As I’ve mentioned in the past, despite my nerd/pseudo-intellectual/know-it-all personality, I was a pretty average grade school/high school/college student. In fact, at various times, I’ve been a pretty below average student. In college, that meant retaking classes and figuring out stuff on my own, but grade school was different. In grade school, where teachers reported to parents, there were dreaded “progress reports.”
To the uninitiated, progress reports were letters sent home to parents to advise them of poorly performing/behaving students. At my particular grade school, St. Gregory the Great, progress reports went out at very specific times during the Fall and Spring semesters. I mention that because sometime around fifth or sixth grade, I figured out when the progress reports were going to be sent, and started checking the mail on my way home from school in order to intercept them.
That means by the age of 10 or 11, I had become a criminal mastermind. Well, not quite. Because instead of destroying the progress reports, I hid them. In the house. Where my parents could easily find them. Maybe I felt guilty and wanted to get caught, or maybe I was just a poor excuse for a criminal. Either way, I eventually got caught.
While cleaning one day, my Mom opened one of my cast iron banks that I had been given as a birthday gift by my grandmother and discovered the hidden progress reports. When I got home from school, my disappointed and angry Mom informed me of her find and that when my Dad got home from work we’d be having a little discussion together.
My Dad was by no means a harsh or mean man, but there was no way I would be able to handle the shit storm that was about to come down, so I did what any right-thinking 10 or 11-year would do – I ran away.

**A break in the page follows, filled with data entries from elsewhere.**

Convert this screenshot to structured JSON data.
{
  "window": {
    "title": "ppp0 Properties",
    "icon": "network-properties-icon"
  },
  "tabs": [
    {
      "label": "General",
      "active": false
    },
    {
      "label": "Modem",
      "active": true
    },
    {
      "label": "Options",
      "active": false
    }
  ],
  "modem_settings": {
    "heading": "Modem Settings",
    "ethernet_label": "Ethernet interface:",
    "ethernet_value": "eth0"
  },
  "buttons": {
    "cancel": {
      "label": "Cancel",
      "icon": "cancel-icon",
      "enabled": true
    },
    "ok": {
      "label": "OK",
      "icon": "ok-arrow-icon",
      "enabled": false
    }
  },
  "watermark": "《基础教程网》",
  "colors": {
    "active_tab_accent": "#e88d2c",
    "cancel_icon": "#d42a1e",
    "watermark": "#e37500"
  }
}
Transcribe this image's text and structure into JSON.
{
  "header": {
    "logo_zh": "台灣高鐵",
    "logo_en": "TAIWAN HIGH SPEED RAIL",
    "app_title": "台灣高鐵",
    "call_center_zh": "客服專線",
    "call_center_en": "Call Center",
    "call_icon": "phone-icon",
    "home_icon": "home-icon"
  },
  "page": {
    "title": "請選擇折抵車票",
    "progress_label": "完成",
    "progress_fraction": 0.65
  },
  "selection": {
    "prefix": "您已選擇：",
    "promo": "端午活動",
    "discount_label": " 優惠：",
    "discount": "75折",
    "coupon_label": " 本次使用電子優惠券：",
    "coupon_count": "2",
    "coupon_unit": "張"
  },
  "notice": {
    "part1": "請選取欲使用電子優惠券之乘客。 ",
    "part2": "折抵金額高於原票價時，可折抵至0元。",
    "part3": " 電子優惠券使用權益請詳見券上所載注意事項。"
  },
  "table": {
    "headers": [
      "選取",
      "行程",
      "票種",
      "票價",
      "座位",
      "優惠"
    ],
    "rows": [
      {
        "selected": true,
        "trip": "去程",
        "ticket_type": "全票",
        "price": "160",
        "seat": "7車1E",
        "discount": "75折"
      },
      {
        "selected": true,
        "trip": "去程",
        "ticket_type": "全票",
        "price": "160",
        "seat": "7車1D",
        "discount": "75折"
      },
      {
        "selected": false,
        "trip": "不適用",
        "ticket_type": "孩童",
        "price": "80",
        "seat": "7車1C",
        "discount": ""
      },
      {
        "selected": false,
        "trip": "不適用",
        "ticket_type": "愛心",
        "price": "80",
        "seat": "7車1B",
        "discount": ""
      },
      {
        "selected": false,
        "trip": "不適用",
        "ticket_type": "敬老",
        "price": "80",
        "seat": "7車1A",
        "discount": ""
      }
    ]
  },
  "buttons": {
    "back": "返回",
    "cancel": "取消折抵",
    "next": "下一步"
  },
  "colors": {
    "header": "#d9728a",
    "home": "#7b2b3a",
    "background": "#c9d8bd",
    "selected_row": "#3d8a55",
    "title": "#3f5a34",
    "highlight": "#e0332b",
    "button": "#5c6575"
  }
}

I’m not sure the reason, but my Mom left for a short period of time prior to my Dad arriving home, so I scribbled a pathetic note about how I was a disappointment and had let them down, and would be departing to avoid confrontation. As it was the middle of a Buffalo winter with a few feet of snow on the ground, I grabbed my gloves and hat, threw on a winter coat and marched out into the wintry night.

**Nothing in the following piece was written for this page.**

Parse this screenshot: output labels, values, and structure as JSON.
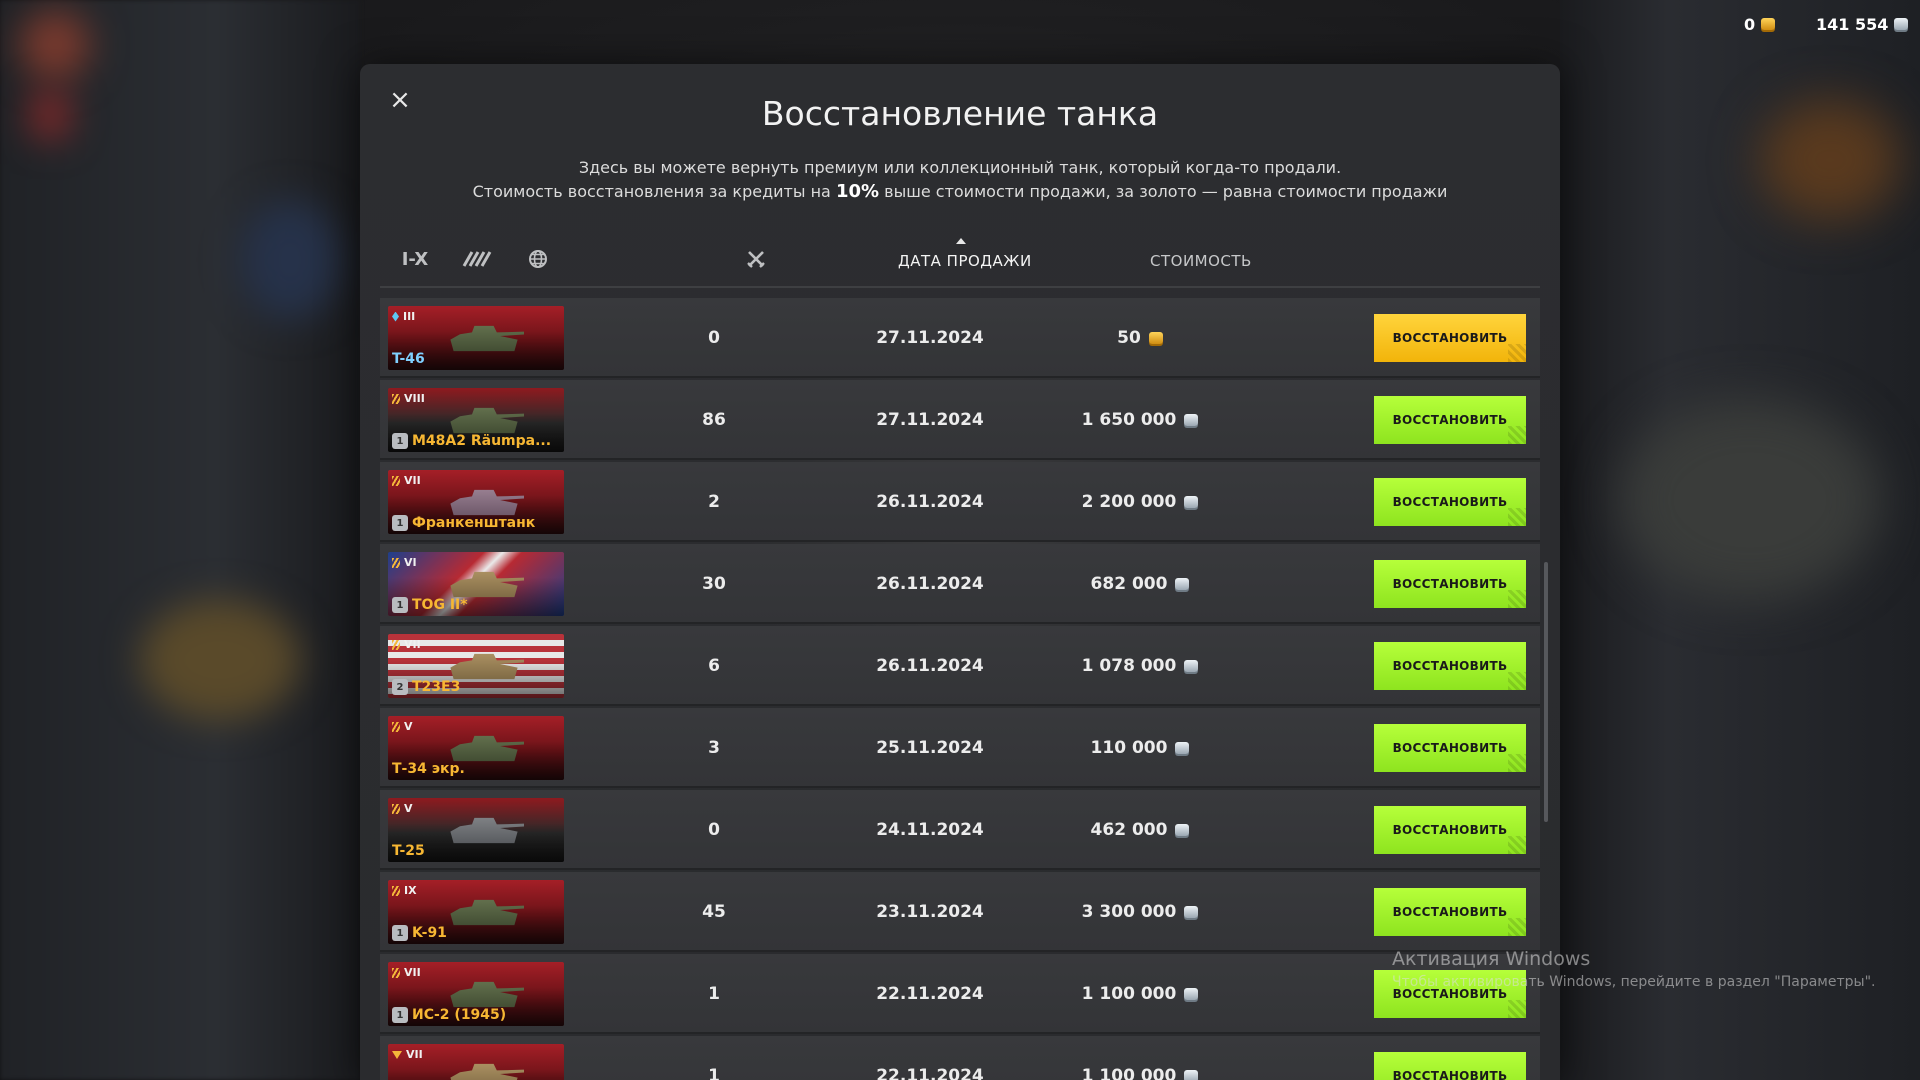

Without any reason or forethought, I started my trek which took me through several neighborhoods I had previously walked or ridden my bike through, contemplating my future. Or not. I hadn’t really thought this out very well as it was spur of the moment, so after about a half hour, I stated getting cold and hungry and tired.
Had I not succumbed to these weakness, perhaps I would have stayed a runaway, and taken a wildly different path in life. Like that of a train hopping hobo or homeless drug addict. Instead, I decided to walk to a nearby grocery store called Super Duper to warm up. Big mistake. Waiting for me at the store was my Uncle Tim. I hurried into the bathroom, trying to evade him, but the jig, as they say, was up.

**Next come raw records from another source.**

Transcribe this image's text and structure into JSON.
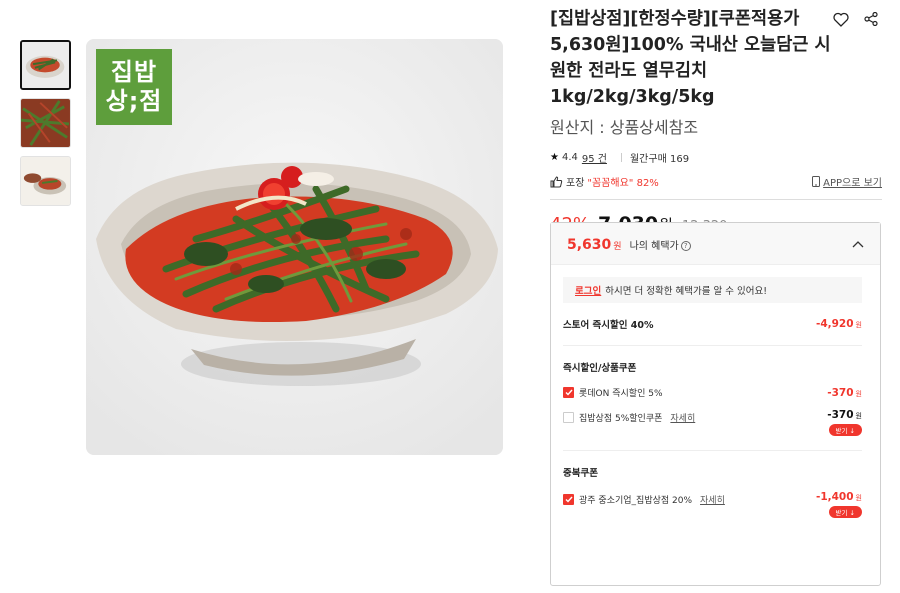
{
  "brand": {
    "logo_line1": "집밥",
    "logo_line2": "상;점",
    "color": "#5e9e3c"
  },
  "product": {
    "title": "[집밥상점][한정수량][쿠폰적용가 5,630원]100% 국내산 오늘담근 시원한 전라도 열무김치 1kg/2kg/3kg/5kg",
    "origin": "원산지 : 상품상세참조"
  },
  "icons": {
    "wishlist": "heart-icon",
    "share": "share-icon",
    "star": "star-icon",
    "thumbs": "thumbs-up-icon",
    "phone": "phone-icon"
  },
  "meta": {
    "rating": "4.4",
    "reviews": "95 건",
    "monthly": "월간구매 169"
  },
  "packaging": {
    "label": "포장",
    "quote": "\"꼼꼼해요\" 82%",
    "app_link": "APP으로 보기"
  },
  "price": {
    "discount": "42%",
    "sale": "7,030",
    "won": "원",
    "original": "12,320"
  },
  "benefit": {
    "price": "5,630",
    "won": "원",
    "label": "나의 혜택가",
    "login_link": "로그인",
    "login_text": "하시면 더 정확한 혜택가를 알 수 있어요!",
    "store_discount_label": "스토어 즉시할인 40%",
    "store_discount_amount": "-4,920",
    "section1_title": "즉시할인/상품쿠폰",
    "opt1_label": "롯데ON 즉시할인 5%",
    "opt1_amount": "-370",
    "opt2_label": "집밥상점 5%할인쿠폰",
    "opt2_detail": "자세히",
    "opt2_amount": "-370",
    "download": "받기 ↓",
    "section2_title": "중복쿠폰",
    "opt3_label": "광주 중소기업_집밥상점 20%",
    "opt3_detail": "자세히",
    "opt3_amount": "-1,400",
    "amount_won": "원"
  },
  "colors": {
    "accent": "#f0362d",
    "border": "#cfcfcf"
  }
}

My uncle drove me home to my waiting parents, who immediately sent me to my room without much discussion. After a cooling off period, Mom and Dad came up to my room to discuss the events of the day. I didn’t get grounded, but I got something much worse – a big dose of disappointment. Not the “we’re disappointed you’re such a massive failure” kind. No, this was the much more embarrassing and effective “we’re disappointed you couldn’t talk to us about your difficulties at school.” Ouch.
After that, I got a tutor for my worst subject, math. The progress reports slowed and eventually stopped, and my grades went from unacceptable to merely average, which was enough to keep me from having to repeat any grades and pass me along to high school and eventually college.
And I never had to do anything as stupid as that again.